This month, I would like to discuss concerns among many in our community regarding how research quality is assessed.
As I mentioned in my last message, for companies, such an assessment is relatively easy—you can look at the profit-and-loss column. In academic research, measures of success are more complex; doing justice to the science requires a multidimensional analysis. Unfortunately, those ultimately deciding about research funding are not necessarily experts—and too often, they look primarily at bibliometrics such as the number of citations a publication or researcher has attracted, the researcher’s h-index and so on.
While the number of citations arguably has some meaning as an indication of the influence of a paper or researcher in a given field, the assessment is more difficult for very recent papers that have not had time to attract citations. In this case, one habit is to look at the citations a particular journal has attracted in the past, using a measure such as the analytics firm Clarivate’s Journal Impact Factor. But the relation between the quality of a research paper and the long-term performance of the journal in which it’s published is extremely indirect, to say the least. Nonetheless, some funding agencies require that project results be published only in a journal that lies in the top quartile based on Impact Factor. That is not a good development.
Eleven years ago, a group of editors and publishers formulated recommendations to funding agencies, academic institutions, journals, organizations that supply metrics, and individual researchers. These were embodied in the San Francisco Declaration on Research Assessment (DORA; sfdora.org). More than 24,000 individuals and organizations (including Optica) in 165 countries have signed the declaration during the past decade. In December 2023, one of the signatories, Sorbonne University in Paris, even discontinued its subscription to the bibliometric tools (including Web of Science) offered by Clarivate.
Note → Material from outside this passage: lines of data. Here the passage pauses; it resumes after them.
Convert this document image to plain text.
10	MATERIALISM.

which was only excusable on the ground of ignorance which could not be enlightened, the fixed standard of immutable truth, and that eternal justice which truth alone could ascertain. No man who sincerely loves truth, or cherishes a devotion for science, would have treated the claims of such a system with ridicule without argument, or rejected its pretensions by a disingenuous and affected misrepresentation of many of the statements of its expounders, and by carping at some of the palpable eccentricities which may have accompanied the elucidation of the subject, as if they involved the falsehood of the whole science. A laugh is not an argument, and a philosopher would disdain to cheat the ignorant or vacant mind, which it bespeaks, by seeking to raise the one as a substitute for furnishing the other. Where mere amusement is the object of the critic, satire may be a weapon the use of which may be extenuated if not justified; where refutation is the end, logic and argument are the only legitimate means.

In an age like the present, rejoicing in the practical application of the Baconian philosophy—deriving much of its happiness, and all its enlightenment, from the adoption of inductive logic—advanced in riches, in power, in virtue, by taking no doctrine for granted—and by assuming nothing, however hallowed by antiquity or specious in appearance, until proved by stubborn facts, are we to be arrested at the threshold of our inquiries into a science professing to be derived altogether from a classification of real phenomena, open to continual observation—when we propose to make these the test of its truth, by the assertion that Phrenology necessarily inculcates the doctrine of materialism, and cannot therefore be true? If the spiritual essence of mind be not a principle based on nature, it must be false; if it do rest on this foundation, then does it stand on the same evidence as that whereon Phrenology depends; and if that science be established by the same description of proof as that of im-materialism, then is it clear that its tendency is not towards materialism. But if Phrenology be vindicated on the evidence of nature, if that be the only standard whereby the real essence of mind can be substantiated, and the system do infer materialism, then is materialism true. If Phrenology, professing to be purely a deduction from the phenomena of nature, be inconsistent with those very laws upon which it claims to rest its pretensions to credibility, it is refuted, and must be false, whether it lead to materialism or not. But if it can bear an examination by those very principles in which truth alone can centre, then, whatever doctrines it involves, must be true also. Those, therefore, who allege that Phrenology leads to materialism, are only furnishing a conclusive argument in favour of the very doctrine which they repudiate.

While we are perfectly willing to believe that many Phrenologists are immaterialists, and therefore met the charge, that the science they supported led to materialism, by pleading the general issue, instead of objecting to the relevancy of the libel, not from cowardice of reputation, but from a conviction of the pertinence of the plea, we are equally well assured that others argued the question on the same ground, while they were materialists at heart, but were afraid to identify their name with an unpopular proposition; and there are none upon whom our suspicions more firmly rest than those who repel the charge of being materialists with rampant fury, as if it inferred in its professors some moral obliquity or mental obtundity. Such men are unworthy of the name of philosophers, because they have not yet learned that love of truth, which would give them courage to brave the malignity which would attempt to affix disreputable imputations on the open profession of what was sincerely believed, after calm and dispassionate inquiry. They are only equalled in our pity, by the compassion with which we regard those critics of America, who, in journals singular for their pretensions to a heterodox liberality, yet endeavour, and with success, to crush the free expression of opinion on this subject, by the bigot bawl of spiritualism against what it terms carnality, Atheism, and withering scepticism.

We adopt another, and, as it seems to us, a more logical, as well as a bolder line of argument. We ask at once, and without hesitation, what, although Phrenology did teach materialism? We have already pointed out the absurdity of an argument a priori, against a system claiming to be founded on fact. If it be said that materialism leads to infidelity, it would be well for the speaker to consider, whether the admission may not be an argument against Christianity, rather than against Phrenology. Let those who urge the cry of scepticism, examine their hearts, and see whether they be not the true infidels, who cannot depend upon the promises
Nonetheless, some still search for easy marks of quality—and the Journal Impact Factor, a doubtful quality criterion for an individual paper, continues to be used.
We can all agree that every scientific paper deserves to be reviewed thoroughly. For most papers, this happens several times, and independently—by the journal in the peer review process; by one or several funding agencies; by search committees; perhaps by others. This replication does not seem very efficient. Given the apparent, ongoing desire for an easy-to-use quality mark, it would be nice to introduce more efficiency—for example, by using the result of the initial peer review process. A number of journals, including some Optica publications, already offer transparent peer review, in which authors and reviewers can agree to make all peer review correspondence available as part of the published paper. While a step in the right direction, this does not provide a quality mark that can be easily used by nonexperts.
How this situation can be improved should be a topic of interest for everyone in the research community.